Optus chief: Telstra split not communist

The government's plan to split Telstra is not communist, says Optus chief Paul O'Sullivan, because Telstra is not a normal company.
Written by Liam Tung, Contributing Writer on

The government's plan to split Telstra is not communist, Optus chief Paul O'Sullivan said today, because Telstra was not a normal company.

At a Sydney business lunch today, O'Sullivan said that while some observers feared the government's plan to split Telstra was "the beginning of some red revolution", Telstra needed to be treated differently. "Telstra's relationship to its fixed line assets is not the same as a normal Australian company," said O'Sullivan.

He defended the position on the grounds that Telstra was handed its copper network by Australian taxpayers, and that its creation under the Telecommunications Act was meant to aid competition, for example, by giving access to that network to competitors.

"It's quite different to companies that build their assets from the ground up," he said, and later added that "Telstra's shareholders should not be surprised that separation is now on the cards."

He noted that analysts were still recommending a "buy" for Telstra and that they believed it was undervalued at its current price of around $3.45.

Optus has run a sustained campaign which has backed almost entirely the Labor Government's plans to build the NBN, but more importantly to separate its largest competitor.
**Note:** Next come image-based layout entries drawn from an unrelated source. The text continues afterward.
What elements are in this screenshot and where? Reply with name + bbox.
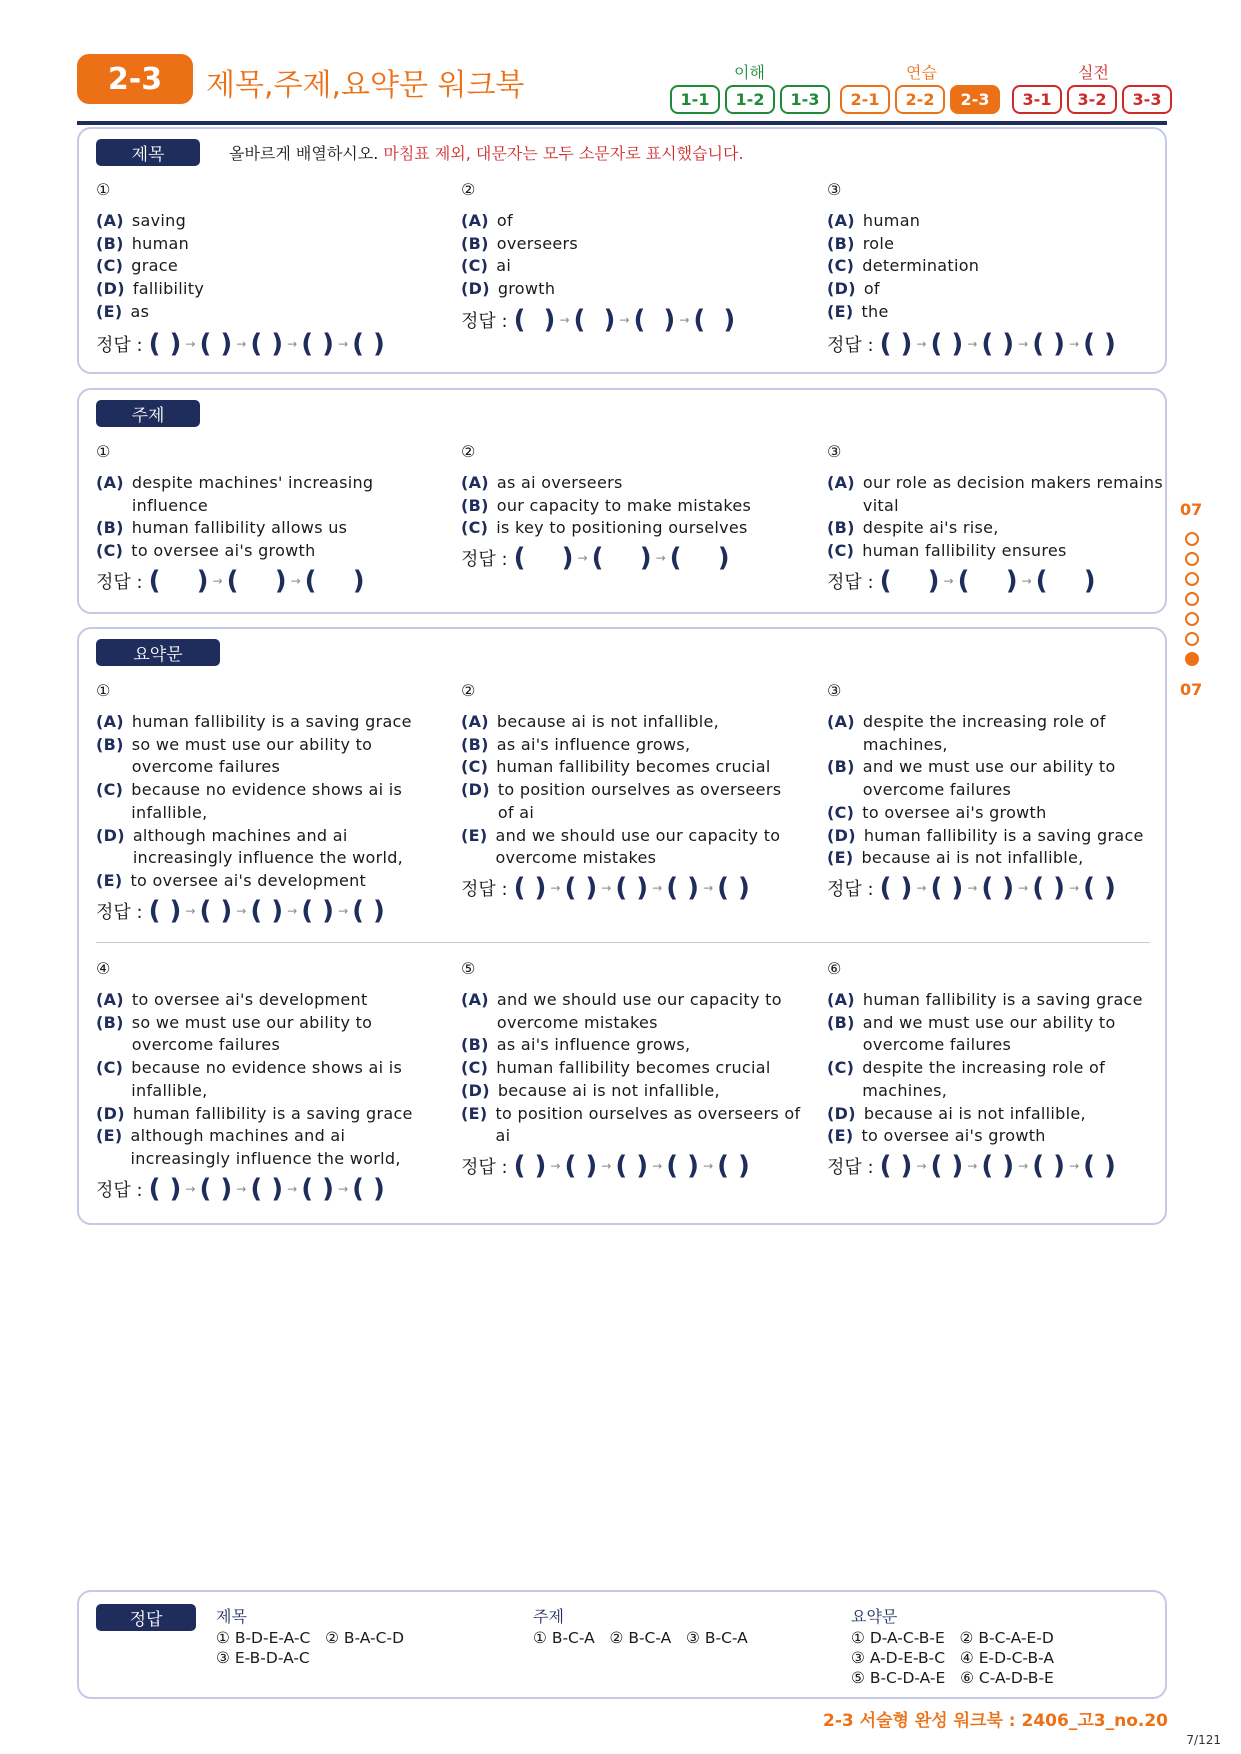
side-page-indicator-top: 07 [1180,500,1203,519]
nav-category-practice: 연습 [906,63,937,82]
question-number: ③ [827,442,842,461]
topic-question-2 [461,442,801,540]
list-item: (D) human fallibility is a saving grace [96,1103,413,1123]
list-item: (C) human fallibility becomes crucial [461,757,771,777]
list-item: (C) despite the increasing role of machines, [827,1058,1105,1100]
list-item: (E) although machines and ai increasingly influence the world, [96,1126,401,1168]
list-item: (C) human fallibility becomes crucial [461,1058,771,1078]
nav-tab-3-1[interactable]: 3-1 [1012,85,1062,114]
list-item: (A) despite the increasing role of machines, [827,712,1106,754]
progress-dot [1185,572,1199,586]
list-item: (C) is key to positioning ourselves [461,518,748,538]
list-item: (B) and we must use our ability to overcome failures [827,1012,1116,1055]
list-item: (D) because ai is not infallible, [461,1080,720,1100]
footer-text: 2-3 서술형 완성 워크북 : 2406_고3_no.20 [823,1711,1168,1731]
list-item: (E) to position ourselves as overseers of ai [461,1103,801,1146]
answer-key-summary-values: ① D-A-C-B-E ② B-C-A-E-D ③ A-D-E-B-C ④ E-D-C-B-A ⑤ B-C-D-A-E ⑥ C-A-D-B-E [851,1629,1054,1687]
list-item: (A) of [461,211,513,230]
row-divider [96,942,1150,943]
answer-key-section [77,1590,1167,1699]
nav-tab-2-2[interactable]: 2-2 [895,85,945,114]
list-item: (D) of [827,279,880,299]
answer-blanks[interactable]: 정답 : ( ) → ( ) → ( ) [96,566,365,596]
question-number: ① [96,180,111,199]
list-item: (A) to oversee ai's development [96,990,368,1009]
list-item: (C) to oversee ai's growth [96,541,316,561]
title-question-3 [827,180,1167,324]
list-item: (B) as ai's influence grows, [461,734,691,754]
list-item: (D) human fallibility is a saving grace [827,825,1144,845]
answer-key-topic-head: 주제 [533,1607,564,1626]
list-item: (E) the [827,301,889,321]
nav-category-real: 실전 [1078,63,1109,82]
title-question-1 [96,180,436,324]
title-question-2 [461,180,801,301]
unit-badge: 2-3 [77,54,193,104]
progress-dot-active [1185,652,1199,666]
answer-key-title-head: 제목 [216,1607,247,1626]
answer-blanks[interactable]: 정답 : ( ) → ( ) → ( ) → ( ) → ( ) [96,896,385,926]
answer-blanks[interactable]: 정답 : ( ) → ( ) → ( ) → ( ) [461,305,736,335]
question-number: ① [96,442,111,461]
nav-tab-1-1[interactable]: 1-1 [670,85,720,114]
list-item: (B) our capacity to make mistakes [461,495,752,515]
list-item: (B) overseers [461,233,579,253]
list-item: (B) despite ai's rise, [827,518,999,538]
answer-blanks[interactable]: 정답 : ( ) → ( ) → ( ) [827,566,1096,596]
list-item: (C) human fallibility ensures [827,541,1067,561]
list-item: (C) to oversee ai's growth [827,802,1047,822]
list-item: (B) so we must use our ability to overcome failures [96,1012,373,1055]
question-number: ⑥ [827,959,842,978]
nav-tab-3-2[interactable]: 3-2 [1067,85,1117,114]
list-item: (A) saving [96,211,187,230]
answer-blanks[interactable]: 정답 : ( ) → ( ) → ( ) → ( ) → ( ) [96,1174,385,1204]
list-item: (B) human fallibility allows us [96,518,348,538]
question-number: ④ [96,959,111,978]
list-item: (D) to position ourselves as overseers of ai [461,780,782,822]
page-title: 제목,주제,요약문 워크북 [206,68,525,103]
section-label-topic: 주제 [96,400,200,427]
list-item: (A) human fallibility is a saving grace [96,712,412,731]
question-number: ⑤ [461,959,476,978]
list-item: (E) because ai is not infallible, [827,848,1084,868]
summary-question-2 [461,681,801,870]
summary-section [77,627,1167,1225]
list-item: (C) ai [461,256,512,276]
question-number: ③ [827,681,842,700]
list-item: (E) to oversee ai's development [96,870,367,890]
list-item: (A) and we should use our capacity to overcome mistakes [461,990,782,1032]
list-item: (C) because no evidence shows ai is infallible, [96,780,403,822]
list-item: (E) to oversee ai's growth [827,1126,1046,1146]
page-number: 7/121 [1186,1733,1221,1747]
progress-dot [1185,592,1199,606]
list-item: (A) human fallibility is a saving grace [827,990,1143,1009]
list-item: (C) determination [827,256,980,276]
progress-dot [1185,532,1199,546]
list-item: (D) although machines and ai increasingly influence the world, [96,825,404,868]
answer-key-title-values: ① B-D-E-A-C ② B-A-C-D ③ E-B-D-A-C [216,1629,404,1667]
nav-category-understand: 이해 [734,63,765,82]
list-item: (D) growth [461,279,556,299]
nav-tab-1-3[interactable]: 1-3 [780,85,830,114]
question-number: ② [461,180,476,199]
nav-tab-2-1[interactable]: 2-1 [840,85,890,114]
summary-question-3 [827,681,1167,870]
list-item: (A) as ai overseers [461,473,623,492]
question-number: ② [461,442,476,461]
nav-tab-3-3[interactable]: 3-3 [1122,85,1172,114]
question-number: ② [461,681,476,700]
list-item: (B) human [96,233,190,253]
list-item: (A) human [827,211,921,230]
summary-question-5 [461,959,801,1148]
section-label-title: 제목 [96,139,200,166]
list-item: (A) despite machines' increasing influence [96,473,374,515]
nav-tab-1-2[interactable]: 1-2 [725,85,775,114]
summary-question-1 [96,681,436,893]
title-section [77,127,1167,374]
answer-blanks[interactable]: 정답 : ( ) → ( ) → ( ) → ( ) → ( ) [461,873,750,903]
answer-key-summary-head: 요약문 [851,1607,898,1626]
list-item: (E) as [96,301,150,321]
nav-tab-2-3[interactable]: 2-3 [950,85,1000,114]
topic-question-3 [827,442,1167,563]
list-item: (B) role [827,233,895,253]
answer-blanks[interactable]: 정답 : ( ) → ( ) → ( ) → ( ) → ( ) [461,1151,750,1181]
answer-blanks[interactable]: 정답 : ( ) → ( ) → ( ) → ( ) → ( ) [827,1151,1116,1181]
answer-blanks[interactable]: 정답 : ( ) → ( ) → ( ) → ( ) → ( ) [827,329,1116,359]
topic-question-1 [96,442,436,563]
list-item: (E) and we should use our capacity to overcome mistakes [461,825,781,868]
list-item: (D) because ai is not infallible, [827,1103,1086,1123]
answer-blanks[interactable]: 정답 : ( ) → ( ) → ( ) → ( ) → ( ) [96,329,385,359]
list-item: (A) because ai is not infallible, [461,712,720,731]
list-item: (B) and we must use our ability to overcome failures [827,757,1116,800]
header-divider [77,121,1167,125]
progress-dot [1185,552,1199,566]
side-page-indicator-bottom: 07 [1180,680,1203,699]
answer-blanks[interactable]: 정답 : ( ) → ( ) → ( ) → ( ) → ( ) [827,873,1116,903]
question-number: ① [96,681,111,700]
answer-blanks[interactable]: 정답 : ( ) → ( ) → ( ) [461,543,730,573]
list-item: (D) fallibility [96,279,205,299]
instruction: 올바르게 배열하시오. 마침표 제외, 대문자는 모두 소문자로 표시했습니다. [229,144,744,163]
summary-question-4 [96,959,436,1171]
progress-dot [1185,632,1199,646]
list-item: (C) because no evidence shows ai is infallible, [96,1058,403,1100]
progress-dot [1185,612,1199,626]
section-label-answer: 정답 [96,1604,196,1631]
answer-key-topic-values: ① B-C-A ② B-C-A ③ B-C-A [533,1629,748,1647]
question-number: ③ [827,180,842,199]
summary-question-6 [827,959,1167,1148]
list-item: (B) so we must use our ability to overcome failures [96,734,373,777]
topic-section [77,388,1167,614]
list-item: (C) grace [96,256,178,276]
list-item: (A) our role as decision makers remains vital [827,473,1163,515]
section-label-summary: 요약문 [96,639,220,666]
list-item: (B) as ai's influence grows, [461,1035,691,1055]
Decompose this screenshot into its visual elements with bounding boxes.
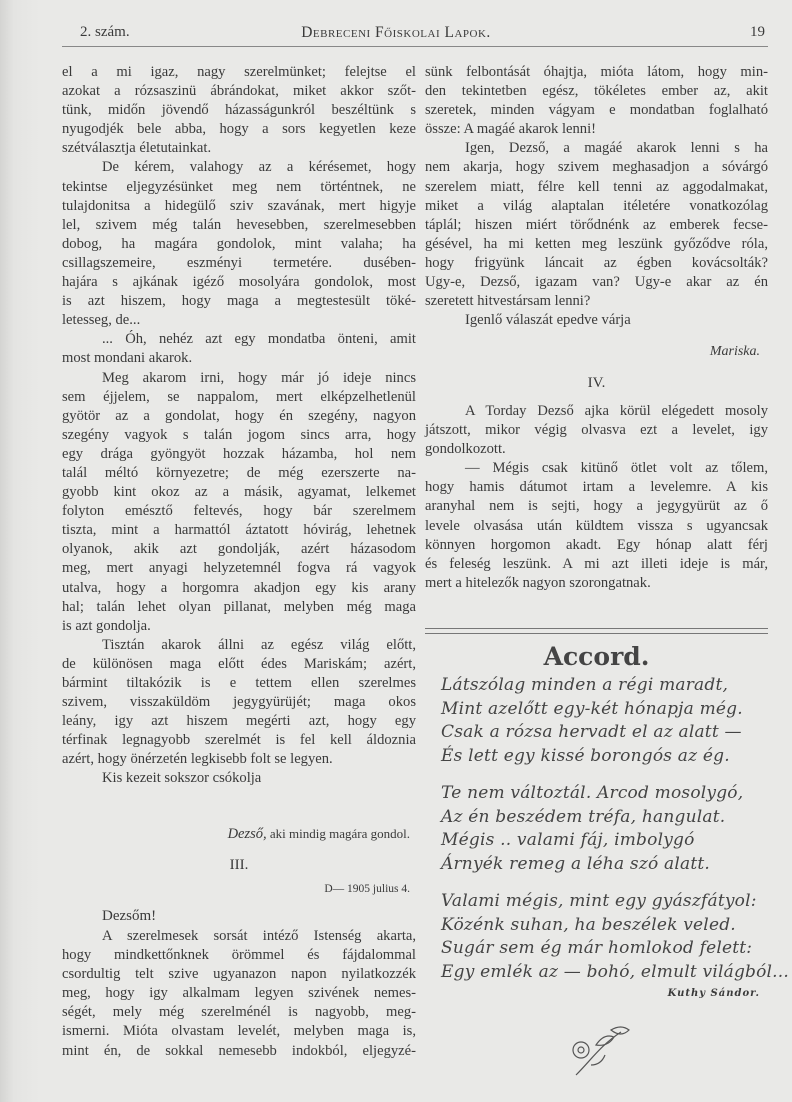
text-line: olyanok, akik azt gondolják, azért házasodom [62, 541, 416, 558]
text-line: könnyen horgomon akadt. Egy hónap alatt férj [425, 536, 768, 553]
paragraph [62, 369, 416, 636]
text-line: mint én, de sokkal nemesebb indokból, eljegyzé- [62, 1042, 416, 1059]
text-line: levele olvasása után küldtem vissza s ugyancsak [425, 517, 768, 534]
text-line: ségét, mely még szerelménél is nagyobb, meg- [62, 1004, 416, 1021]
dateline: D— 1905 julius 4. [324, 883, 410, 895]
text-line: Igen, Dezső, a magáé akarok lenni s ha [465, 140, 768, 157]
poem-stanza [441, 782, 789, 876]
section-heading-iii: III. [229, 857, 249, 873]
poem-line: Látszólag minden a régi maradt, [441, 675, 729, 695]
text-line: és feleség leszünk. A mi azt illeti ideje is már, [425, 555, 768, 572]
text-line: nyugodjék bele abba, hogy a sors kegyetlen keze [62, 121, 416, 138]
poem-line: Te nem változtál. Arcod mosolygó, [441, 783, 744, 803]
text-line: sem éjjelem, se nappalom, mert elképzelhetlenül [62, 388, 416, 405]
text-line: leány, igy azt hiszem megérti azt, hogy egy [62, 713, 416, 730]
poem-line: És lett egy kissé borongós az ég. [441, 745, 730, 766]
text-line: szerelem miatt, félre kell tenni az aggodalmakat, [425, 178, 768, 195]
text-line: is azt hiszem, hogy maga a megtestesült töké- [62, 293, 416, 310]
text-line: utalva, hogy a horgomra akadjon egy kis arany [62, 579, 416, 596]
text-line: hal; talán lehet olyan pillanat, melyben még maga [62, 598, 416, 615]
left-column-text-2 [62, 927, 416, 1061]
poem-line: Valami mégis, mint egy gyászfátyol: [441, 891, 757, 911]
text-line: gyobb kint okoz az a másik, agyamat, lelkemet [62, 484, 416, 501]
paragraph [425, 139, 768, 311]
paragraph [62, 63, 416, 158]
poem-line: Sugár sem ég már homlokod felett: [441, 938, 753, 958]
text-line: azokat a rózsaszinü ábrándokat, miket akkor szőt- [62, 83, 416, 100]
text-line: gésével, ha mi ketten meg leszünk győződve róla, [425, 235, 768, 252]
poem-line: Közénk suhan, ha beszélek veled. [441, 914, 736, 935]
text-line: Meg akarom irni, hogy már jó ideje nincs [102, 369, 416, 386]
paragraph [425, 311, 768, 330]
floral-ornament-icon [566, 1020, 636, 1085]
issue-number: 2. szám. [80, 24, 130, 40]
text-line: tünk, midőn jövendő házasságunkról beszéltünk s [62, 102, 416, 119]
text-line: el a mi igaz, nagy szerelmünket; felejtse el [62, 64, 416, 80]
text-line: tiszta, mint a harmattól áztatott hóvirág, lehetnek [62, 522, 416, 539]
paragraph [62, 636, 416, 770]
text-line: miket a világ alaptalan itéletére vonatkozólag [425, 197, 768, 214]
text-line: egy drága gyöngyöt hozzak házamba, hol nem [62, 445, 416, 462]
paragraph [62, 330, 416, 368]
paragraph [62, 769, 416, 788]
text-line: hogy hamis dátumot irtam a levelemre. A kis [425, 479, 768, 496]
poem-body [441, 674, 789, 984]
text-line: hogy frigyünk láncait az égben kovácsolták? [425, 254, 768, 271]
poem-author: Kuthy Sándor. [667, 988, 760, 999]
paragraph [425, 402, 768, 459]
text-line: össze: A magáé akarok lenni! [425, 121, 597, 138]
text-line: Ugy-e, Dezső, igazam van? Ugy-e akar az én [425, 274, 768, 291]
paragraph [62, 158, 416, 330]
poem-line: Mégis .. valami fáj, imbolygó [441, 830, 695, 850]
text-line: szegény vagyok s talán jogom sincs arra, hogy [62, 426, 416, 443]
poem-stanza [441, 674, 789, 768]
text-line: ... Óh, nehéz azt egy mondatba önteni, amit [102, 331, 416, 348]
poem-title: Accord. [543, 642, 650, 671]
text-line: most mondani akarok. [62, 350, 193, 367]
text-line: gyötör az a gondolat, hogy én szegény, nagyon [62, 407, 416, 424]
text-line: aranyhal nem is sejti, hogy a jegygyürüt az ő [425, 498, 768, 515]
text-line: meg, hogy igy alkalmam legyen szivének nemes- [62, 985, 416, 1002]
paragraph [425, 63, 768, 139]
text-line: A Torday Dezső ajka körül elégedett mosoly [465, 403, 768, 419]
text-line: meg, mert anyagi helyzetemnél fogva rá vagyok [62, 560, 416, 577]
letter-signature [62, 826, 410, 843]
text-line: játszott, mikor végig olvasva ezt a levelet, igy [425, 422, 768, 439]
right-column-text-2 [425, 402, 768, 593]
page-number: 19 [750, 24, 765, 40]
text-line: térfinak legnagyobb szerelmét is fel kell áldoznia [62, 732, 416, 749]
left-column-text-1 [62, 63, 416, 789]
poem-line: Csak a rózsa hervadt el az alatt — [441, 722, 742, 742]
text-line: csordultig telt szive ugyanazon napon nyilatkozzék [62, 966, 416, 983]
poem-line: Egy emlék az — bohó, elmult világból... [441, 961, 789, 982]
paragraph [425, 459, 768, 593]
text-line: bármint tiltakózik is e tettem ellen szerelmes [62, 675, 416, 691]
text-line: hogy mindkettőnknek örömmel és fájdalommal [62, 947, 416, 964]
text-line: Kis kezeit sokszor csókolja [102, 770, 262, 787]
salutation: Dezsőm! [102, 908, 157, 924]
journal-title: Debreceni Főiskolai Lapok. [301, 24, 491, 41]
text-line: gondolkozott. [425, 441, 506, 458]
signature-name: Dezső, [227, 826, 267, 842]
text-line: den tekintetben egész, tökéletes ember az, akit [425, 83, 768, 100]
text-line: dobog, ha magára gondolok, mint valaha; ha [62, 235, 416, 252]
text-line: folyton emésztő feltevés, hogy bár szerelmem [62, 503, 416, 520]
section-divider [425, 628, 768, 634]
text-line: azért, hogy önérzetén legkisebb folt se legyen. [62, 751, 333, 768]
text-line: nem akarja, hogy szivem meghasadjon a sóvárgó [425, 159, 768, 176]
text-line: tekintse eljegyzésünket meg nem történtnek, ne [62, 178, 416, 195]
text-line: mert a hitelezők nagyon szorongatnak. [425, 574, 651, 591]
text-line: táplál; hiszen miért törődnénk az emberek fecse- [425, 216, 768, 233]
signature-remark: aki mindig magára gondol. [266, 826, 410, 841]
text-line: De kérem, valahogy az a kérésemet, hogy [102, 159, 416, 176]
header-rule [62, 46, 768, 47]
text-line: lel, szivem még talán hevesebben, szerelmesebben [62, 216, 416, 233]
text-line: de különösen maga előtt édes Mariskám; azért, [62, 655, 416, 672]
text-line: A szerelmesek sorsát intéző Istenség akarta, [102, 928, 416, 944]
text-line: hajára s ajkának igéző mosolyára gondolok, most [62, 274, 416, 291]
text-line: csillagszemeire, eszményi termetére. dusében- [62, 254, 416, 271]
letter-signature-mariska: Mariska. [709, 344, 760, 359]
poem-line: Az én beszédem tréfa, hangulat. [441, 806, 726, 827]
section-heading-iv: IV. [587, 375, 606, 391]
text-line: sünk felbontását óhajtja, mióta látom, hogy min- [425, 64, 768, 80]
text-line: letesseg, de... [62, 312, 141, 329]
right-column-text-1 [425, 63, 768, 330]
text-line: tulajdonitsa a hidegülő sziv szavának, mert higyje [62, 197, 416, 214]
text-line: is azt gondolja. [62, 617, 151, 634]
text-line: szétválasztja életutainkat. [62, 140, 212, 157]
text-line: szivem, visszaküldöm jegygyürüjét; maga okos [62, 694, 416, 711]
paragraph [62, 927, 416, 1061]
poem-stanza [441, 890, 789, 984]
text-line: szeretek, minden vágyam e mondatban foglalható [425, 102, 768, 119]
text-line: Igenlő válaszát epedve várja [465, 312, 631, 329]
poem-line: Mint azelőtt egy-két hónapja még. [441, 698, 743, 719]
text-line: — Mégis csak kitünő ötlet volt az tőlem, [465, 460, 768, 477]
poem-line: Árnyék remeg a léha szó alatt. [441, 853, 710, 874]
text-line: Tisztán akarok állni az egész világ előtt, [102, 636, 416, 653]
text-line: ismerni. Mióta olvastam levelét, melyben maga is, [62, 1023, 416, 1040]
text-line: szeretett hitvestársam lenni? [425, 293, 591, 310]
text-line: talál méltó környezetre; de még ezerszerte na- [62, 464, 416, 481]
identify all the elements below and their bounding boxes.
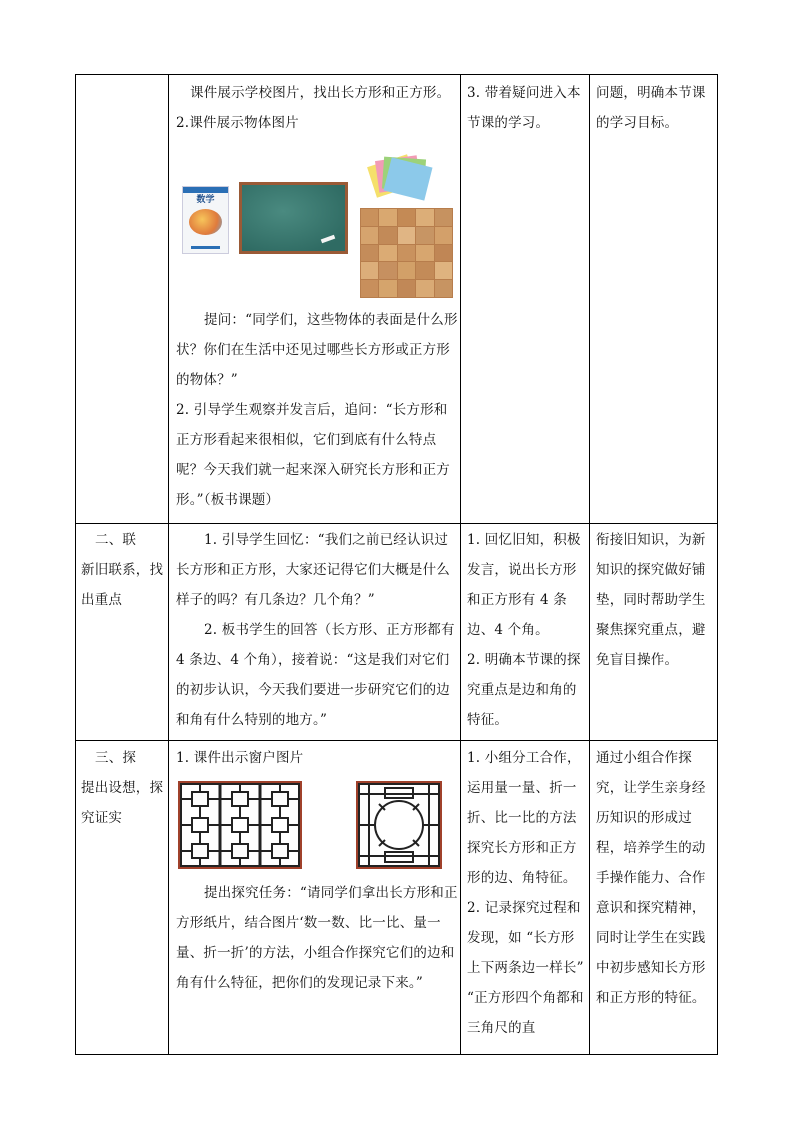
blackboard-image	[239, 182, 348, 254]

The legislation will not be debated in parliament until 2010; however, O'Sullivan still urged the country to get on with it.

"The reality is that the National Broadband Network is 'do or die' for competition in telecommunications," said O'Sullivan, concerned that the legislation which would clear the way for Telstra's break-up had been bogged down by politics.

"I am very concerned that the debate on the NBN is getting stuck — stuck as debate rages between different sides of politics; stuck as to what to do or what model to take, as the politicians argue and as Telstra capitalises on that to encourage further delay."

Despite the NBN Co having already commenced construction in Tasmania, O'Sullivan said, "It's time to stop the politics and time to start building the NBN."

The Optus chief said any deal between the NBN Co and Telstra should not be privately negotiated. "We think it's critical that Telstra is not allowed to do a backroom deal free from visibility, transparency and accountability to the Australian public. Telstra must not be allowed to escape from parliamentary oversight."